- Born: July 5, 1952 (age 74) New York City, U.S.
- Education: Sarah Lawrence College
- Occupation: Film critic
- Website: Entertainment Weekly

= Lisa Schwarzbaum =

American film critic

Lisa Schwarzbaum (born July 5, 1952) is an American film critic. She joined Entertainment Weekly as a senior writer in 1991, working as a film critic for the magazine alongside Owen Gleiberman from 1995 to 2013.

==Early life==
Lisa Schwarzbaum was born on July 5, 1952, to Leon Schwarzbaum, a combat engineer during the Pacific War. The oldest child of a Jewish family raised in the Bronx, she has two brothers.

Schwarzbaum has credited WWOR-TV's Million Dollar Movie series for sparking her interest in films through its presentation of RKO Pictures' catalog. After concentrating in music at Sarah Lawrence College, her mother suggested that she become an art critic to combine her interest in writing.

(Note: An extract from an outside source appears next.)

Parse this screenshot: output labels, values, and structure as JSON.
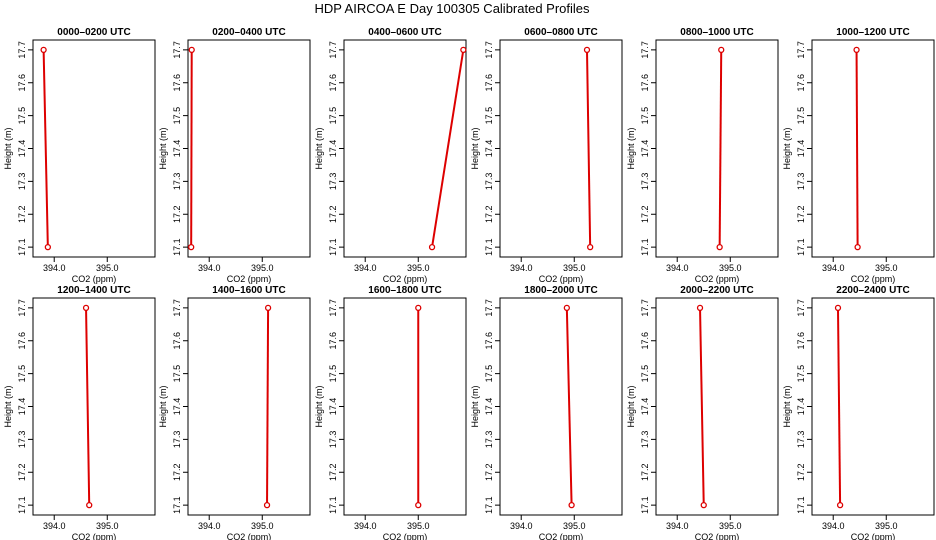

Lisa Schwarzbaum's early work under Leo Lerman in the arts and entertainment section of Mademoiselle further shaped her career as a film critic.

==Career==
Schwarzbaum's writing career began with reviewing classical music for The Real Paper and The Boston Globe. Aside from her work as a film critic for Entertainment Weekly from 1995 to 2013, she has also written for The New York Times, Time, Slate, The New Statesman and The Baltimore Sun. She is a member of the National Society of Film Critics, is a past president of the New York Film Critics Circle, and has served a five-year term on the New York Film Festival's selection committee.

Following Gene Siskel's 1999 death, Schwarzbaum served as a guest co-host for an episode of Season 14 of Roger Ebert & the Movies. She appeared on a February 2004 episode of Who Wants to Be a Super Millionaire as part of the first "Three Wise Men" panel to support the wrong answer option. She had multiple appearances on Charlie Rose to discuss recent movie releases.

Schwarzbaum is featured in the 2009 documentary For the Love of Movies: The Story of American Film Criticism describing the importance and impact of two women critics, Molly Haskell and Janet Maslin.

In early 2015, Schwarzbaum was selected for Amtrak's inaugural writing residency program, in which she produced blog posts on her cross-country travel and wrote about her father for Tablet.

In her final column for Entertainment Weekly in 2013, she wrote:

I've spent 22 years at Entertainment Weekly, 19 of them as a critic—a glorious tenure that ends this week. [...] I once received an effing cool email from Josh Brolin telling me, and I quote, "You can f---ing write!" and promising to be in my movie. Not that I have any plans whatsoever to write a screenplay [...] (my plans include a book, an online project, speaking engagements about popular culture—oh, and a dog!)